The following roundup features noteworthy news, reports and opinions on solitary confinement from the past week that have not been covered in other Solitary Watch posts.

• New York City’s Board of Corrections voted to implement strict restrictions on the placement of young people in solitary confinement at Rikers Island – but they also moved to create a new isolation unit, called Enhanced Supervision Housing unit (ESHU).  Victoria Law provided detailed coverage of the vote on Waging Nonviolence (also covered by Slate, NPR and other outlets).

• Vanity Fair published an article entitled, “From Gitmo to an American Supermax, the Horrors of Solitary Confinement.”

• The Children’s Defense Fund-California published a report calling for significant changes to Los Angeles County’s juvenile justice system, including the use of solitary confinement.  One of the young people who contributed to the report said, “Solitary confinement has long been one of our society’s more primitive methods of addressing misbehavior.”
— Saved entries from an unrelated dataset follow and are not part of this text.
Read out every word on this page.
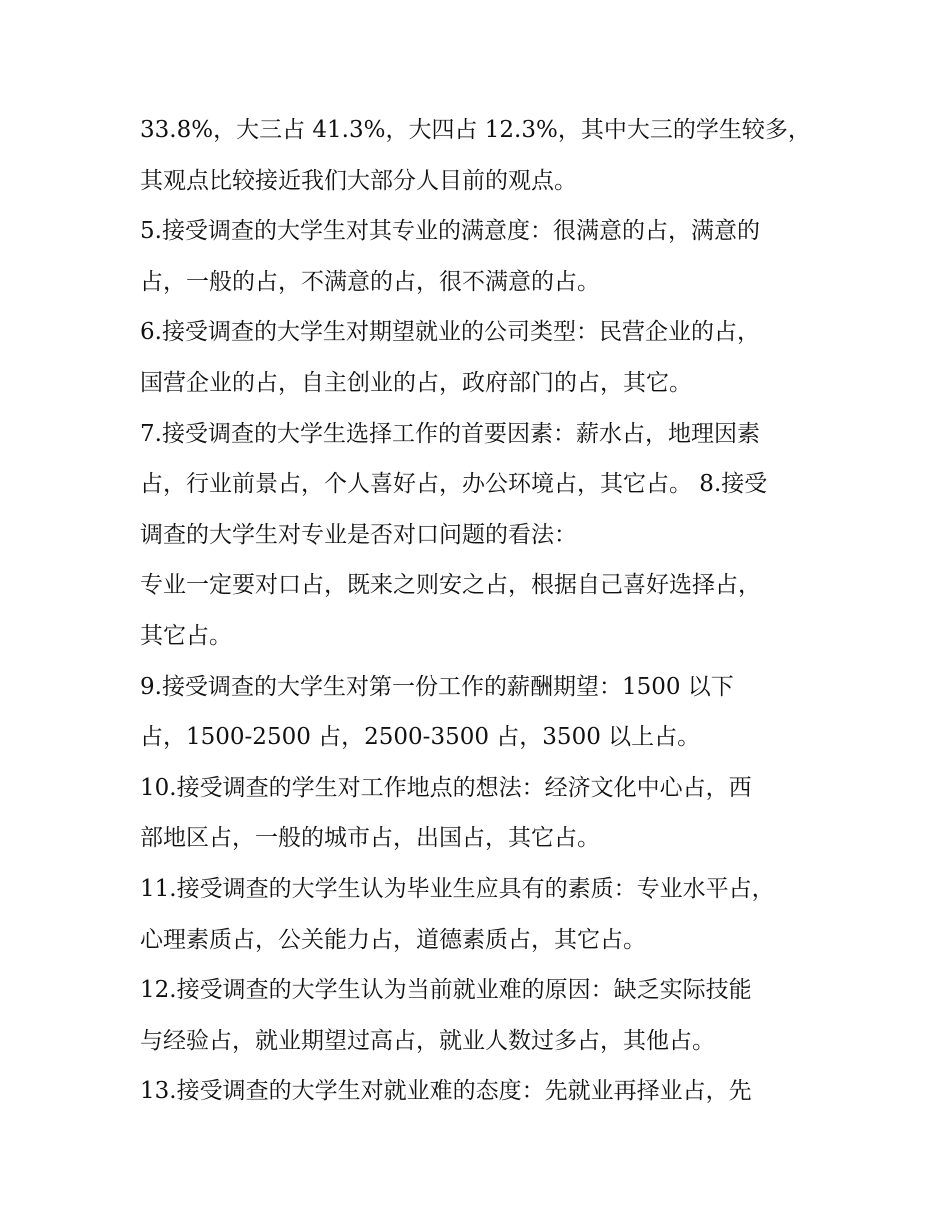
33.8%，大三占 41.3%，大四占 12.3%，其中大三的学生较多，
其观点比较接近我们大部分人目前的观点。
5.接受调查的大学生对其专业的满意度：很满意的占，满意的
占，一般的占，不满意的占，很不满意的占。
6.接受调查的大学生对期望就业的公司类型：民营企业的占，
国营企业的占，自主创业的占，政府部门的占，其它。
7.接受调查的大学生选择工作的首要因素：薪水占，地理因素
占，行业前景占，个人喜好占，办公环境占，其它占。 8.接受
调查的大学生对专业是否对口问题的看法：
专业一定要对口占，既来之则安之占，根据自己喜好选择占，
其它占。
9.接受调查的大学生对第一份工作的薪酬期望：1500 以下
占，1500-2500 占，2500-3500 占，3500 以上占。
10.接受调查的学生对工作地点的想法：经济文化中心占，西
部地区占，一般的城市占，出国占，其它占。
11.接受调查的大学生认为毕业生应具有的素质：专业水平占，
心理素质占，公关能力占，道德素质占，其它占。
12.接受调查的大学生认为当前就业难的原因：缺乏实际技能
与经验占，就业期望过高占，就业人数过多占，其他占。
13.接受调查的大学生对就业难的态度：先就业再择业占，先
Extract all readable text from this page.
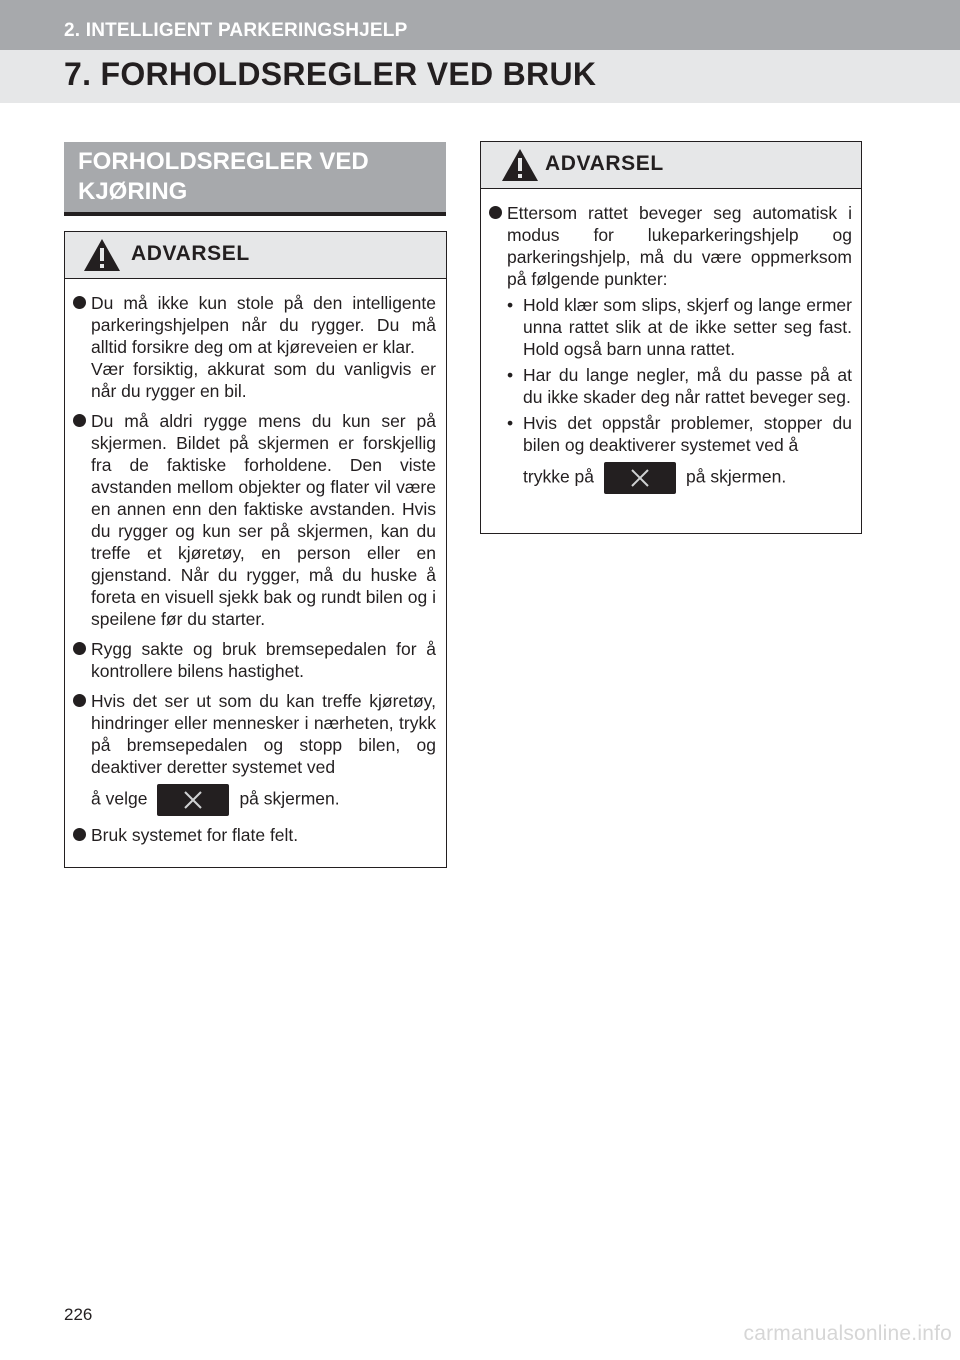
2. INTELLIGENT PARKERINGSHJELP
7. FORHOLDSREGLER VED BRUK
FORHOLDSREGLER VED KJØRING
ADVARSEL

Du må ikke kun stole på den intelligente parkeringshjelpen når du rygger. Du må alltid forsikre deg om at kjøreveien er klar.

Vær forsiktig, akkurat som du vanligvis er når du rygger en bil.

Du må aldri rygge mens du kun ser på skjermen. Bildet på skjermen er forskjellig fra de faktiske forholdene. Den viste avstanden mellom objekter og flater vil være en annen enn den faktiske avstanden. Hvis du rygger og kun ser på skjermen, kan du treffe et kjøretøy, en person eller en gjenstand. Når du rygger, må du huske å foreta en visuell sjekk bak og rundt bilen og i speilene før du starter.

Rygg sakte og bruk bremsepedalen for å kontrollere bilens hastighet.

Hvis det ser ut som du kan treffe kjøretøy, hindringer eller mennesker i nærheten, trykk på bremsepedalen og stopp bilen, og deaktiver deretter systemet ved

å velge	på skjermen.

Bruk systemet for flate felt.

ADVARSEL

Ettersom rattet beveger seg automatisk i modus for lukeparkeringshjelp og parkeringshjelp, må du være oppmerksom på følgende punkter:

• Hold klær som slips, skjerf og lange ermer unna rattet slik at de ikke setter seg fast. Hold også barn unna rattet.
• Har du lange negler, må du passe på at du ikke skader deg når rattet beveger seg.
• Hvis det oppstår problemer, stopper du bilen og deaktiverer systemet ved å
trykke på	på skjermen.
226
carmanualsonline.info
• California State Senator Mark Leno introduced a bill that “would establish specific, limited circumstances in which state and county juvenile correctional facilities would be permitted to place someone in solitary confinement.” SB 124 will be read in the state’s policy committees this spring.

• Mother Jones published a longform investigation into the experiences of children held in solitary confinement.  The article opens with the story of 17-year-old boy, Kenny, who spent 82 days in the hole over a period of six months.

• Solitary Watch’s Victoria Law published an in-depth article on Truth-Out about women’s experiences in isolation.” She writes, “…despite the increasing attention being paid to solitary in men’s prisons… far less attention has been paid to the practice in women’s prisons.”